Science and Invention


Why is Johannes Kepler important to modern astronomy?

German astronomer Johannes Kepler (1571–1630) put forth the theory that planets, including Earth, rotate around the sun in elliptical orbits. But he had the help of research conducted by astronomer Tycho Brahe (1546–1601) to use as a basis for his conclusion.

In 1600 Kepler moved to Prague (Czech Republic), where he began working as an assistant to the flamboyant Brahe, a Danish aristocrat who a few years earlier (in 1576) had set up the first real astronomical observatory in history. Brahe’s benefactor in this work was none other than King Frederick II (1534–1588), ruler of Denmark and Norway, who was a patron of science. In the observatory, Brahe had made and recorded extraordinarily accurate observations of planetary positions. Even though he rejected the Copernican (sun-centered) view of the universe because it violated church beliefs, he also realized that his observations of the planets could not be explained by the Ptolemaic system. He soon put forth his own theory of planetary orbit.

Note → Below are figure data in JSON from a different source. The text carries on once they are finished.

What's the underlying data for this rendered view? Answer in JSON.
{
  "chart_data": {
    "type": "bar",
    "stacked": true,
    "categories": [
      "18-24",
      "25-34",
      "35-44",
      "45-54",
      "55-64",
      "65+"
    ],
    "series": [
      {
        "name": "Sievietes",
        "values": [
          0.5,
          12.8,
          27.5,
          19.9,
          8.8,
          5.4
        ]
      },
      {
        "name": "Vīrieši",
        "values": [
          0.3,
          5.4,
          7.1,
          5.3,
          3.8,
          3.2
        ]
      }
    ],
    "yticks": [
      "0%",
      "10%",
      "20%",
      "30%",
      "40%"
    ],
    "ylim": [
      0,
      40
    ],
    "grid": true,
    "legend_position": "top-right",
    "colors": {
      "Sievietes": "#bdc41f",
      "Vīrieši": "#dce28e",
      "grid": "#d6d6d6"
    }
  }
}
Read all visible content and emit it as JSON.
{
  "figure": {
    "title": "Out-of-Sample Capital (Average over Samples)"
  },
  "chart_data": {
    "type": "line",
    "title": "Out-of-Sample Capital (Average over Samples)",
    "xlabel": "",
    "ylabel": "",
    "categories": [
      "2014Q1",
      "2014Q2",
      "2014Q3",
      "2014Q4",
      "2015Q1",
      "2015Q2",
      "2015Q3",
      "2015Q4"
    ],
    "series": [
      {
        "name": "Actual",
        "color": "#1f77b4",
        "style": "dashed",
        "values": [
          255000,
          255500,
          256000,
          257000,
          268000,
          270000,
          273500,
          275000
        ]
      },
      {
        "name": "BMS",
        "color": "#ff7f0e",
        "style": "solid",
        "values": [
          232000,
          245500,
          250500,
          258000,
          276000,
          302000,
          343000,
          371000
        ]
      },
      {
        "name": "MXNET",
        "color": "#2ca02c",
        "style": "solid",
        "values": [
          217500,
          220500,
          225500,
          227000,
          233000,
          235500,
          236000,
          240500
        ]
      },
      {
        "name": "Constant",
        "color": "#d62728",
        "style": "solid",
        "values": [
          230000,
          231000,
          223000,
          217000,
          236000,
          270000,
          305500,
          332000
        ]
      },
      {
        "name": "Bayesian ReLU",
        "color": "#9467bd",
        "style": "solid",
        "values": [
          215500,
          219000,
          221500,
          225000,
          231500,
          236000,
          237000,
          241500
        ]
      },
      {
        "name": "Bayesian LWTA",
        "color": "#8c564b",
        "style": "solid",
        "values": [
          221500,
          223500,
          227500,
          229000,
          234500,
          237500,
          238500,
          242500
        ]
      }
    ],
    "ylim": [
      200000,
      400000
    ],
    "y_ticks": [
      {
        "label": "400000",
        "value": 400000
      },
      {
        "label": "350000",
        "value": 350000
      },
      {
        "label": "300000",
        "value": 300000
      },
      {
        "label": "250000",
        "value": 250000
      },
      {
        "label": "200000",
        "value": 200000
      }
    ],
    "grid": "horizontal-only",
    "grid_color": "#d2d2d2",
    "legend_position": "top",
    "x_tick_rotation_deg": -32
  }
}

The Tychonic theory was something of a compromise between the two existing models (the sun-centered system of Copernicus and Earth-centered system of Ptolemy): Brahe’s model followed Copernicus’s theory in that it, too, had the planets orbiting around the sun; but it kept to the Ptolemaic belief that the sun orbited Earth (in this way, he accounted for a year). The theory was ignored.

But when Brahe hired Kepler in 1600, he turned over his observations to him and charged him with the task of devising a theory of planetary motion. As a mathematician, Kepler was the right man for the job, and he devoted himself to the effort for the next 20 years. At one point, Kepler had devised a scheme that almost matched Brahe’s observations, but not quite. Believing Brahe’s observations were perfectly accurate, Kepler threw out the scheme and started again. Finally, he gave up on using circular orbits and epicycles (smaller orbits centered on the larger ones) and began working with ellipses (ovals). When Kepler charted the planets’ orbits as ellipses, the results matched Brahe’s data. In 1609 Kepler published his first two laws of planetary motion (in the work Astronomia nova): a planet orbits the sun in an ellipse, not a circle (as Copernicus had believed); and a planet moves faster when near the sun and slower when farther away.

We also have Kepler to thank for a word that is in everyday use: satellite. After Galileo discovered the moons of Jupiter, Kepler used a telescope to view them for himself. He dubbed them satellites (satelles is from the Latin meaning “attendant”), a name that stuck. The celebrated astronomer also did pioneer work leading to the invention of calculus (late 1600s).